Political Consumerism captures the creative ways in which citizens, consumers and political activists use the market as their arena for politics. This book theorizes, describes, analyzes, compares and evaluates the phenomenon of political consumerism and how it attempts to use market choice to solve complex globalized problems. It investigates theoretically and empirically how and why consumers practice citizenship and have become important political actors. Dietlind Stolle and Michele Micheletti describe consumers' engagement as an example of individualized responsibility taking, examining how political consumerism nudges and pressures corporations to change their production practices, and how consumers emerge as a force in global affairs. Unlike other studies, it also evaluates if and how consumer actions become effective mechanisms of global change.

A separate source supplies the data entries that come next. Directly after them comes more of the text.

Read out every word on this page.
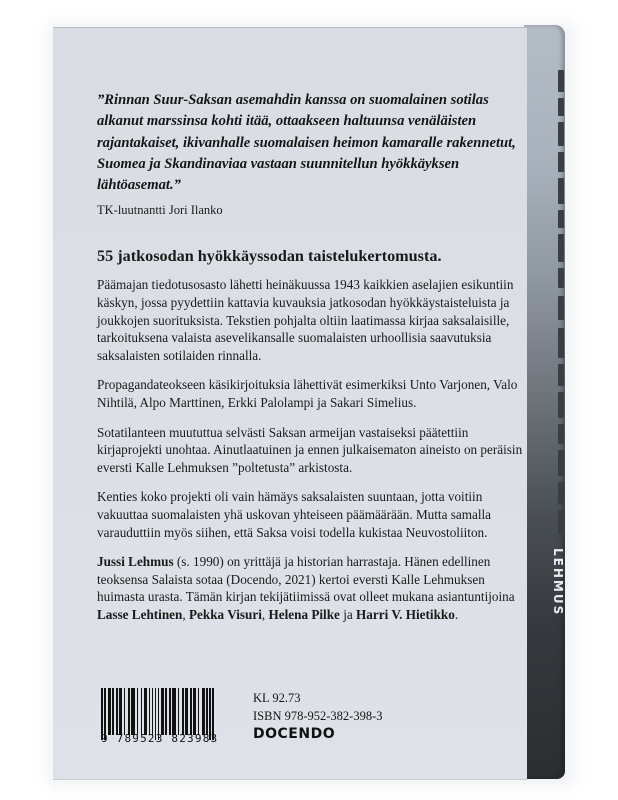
LEHMUS

”Rinnan Suur-Saksan asemahdin kanssa on suomalainen sotilas alkanut marssinsa kohti itää, ottaakseen haltuunsa venäläisten rajantakaiset, ikivanhalle suomalaisen heimon kamaralle rakennetut, Suomea ja Skandinaviaa vastaan suunnitellun hyökkäyksen lähtöasemat.”

TK-luutnantti Jori Ilanko

55 jatkosodan hyökkäyssodan taistelukertomusta.

Päämajan tiedotusosasto lähetti heinäkuussa 1943 kaikkien aselajien esikuntiin käskyn, jossa pyydettiin kattavia kuvauksia jatkosodan hyökkäystaisteluista ja joukkojen suorituksista. Tekstien pohjalta oltiin laatimassa kirjaa saksalaisille, tarkoituksena valaista asevelikansalle suomalaisten urhoollisia saavutuksia saksalaisten sotilaiden rinnalla.

Propagandateokseen käsikirjoituksia lähettivät esimerkiksi Unto Varjonen, Valo Nihtilä, Alpo Marttinen, Erkki Palolampi ja Sakari Simelius.

Sotatilanteen muututtua selvästi Saksan armeijan vastaiseksi päätettiin kirjaprojekti unohtaa. Ainutlaatuinen ja ennen julkaisematon aineisto on peräisin eversti Kalle Lehmuksen ”poltetusta” arkistosta.

Kenties koko projekti oli vain hämäys saksalaisten suuntaan, jotta voitiin vakuuttaa suomalaisten yhä uskovan yhteiseen päämäärään. Mutta samalla varauduttiin myös siihen, että Saksa voisi todella kukistaa Neuvostoliiton.

Jussi Lehmus (s. 1990) on yrittäjä ja historian harrastaja. Hänen edellinen teoksensa Salaista sotaa (Docendo, 2021) kertoi eversti Kalle Lehmuksen huimasta urasta. Tämän kirjan tekijätiimissä ovat olleet mukana asiantuntijoina Lasse Lehtinen, Pekka Visuri, Helena Pilke ja Harri V. Hietikko.

9 789523 823983
KL 92.73
ISBN 978-952-382-398-3
DOCENDO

Stolle and Micheletti offer a candid discussion of the limitations of political consumerism as a form of participation and as a problem-solving mechanism.

Awards

Winner of the 2014 CPSA Prize in Comparative Politics

Reviews

"Political Consumerism is well-argued, well-researched, and presents a good deal of original information. Engaging with the political science literature on governance and participation, it offers arguments for expanding conventional political science theory and concepts to better accommodate this growing pattern of contemporary politics. The idea that consumers are an increasingly important and organized political force on the planet seems at once obvious and woefully underdeveloped academically, particularly in political science. Dietlind Stolle and Michele Micheletti go a long way toward remedying this situation. This is a fine book."
W. Lance Bennett, Ruddick C. Lawrence Professor of Communication, and Professor of Political Science, University of Washington, Seattle

"Political consumerism has become a growing form of social and political activism in recent decades, and Dietlind Stolle and Michele Micheletti have produced the authoritative study of the use and impact of political consumerism in politics today. This book should be the standard citation in the growing debate about political consumerism and other new forms of citizen action."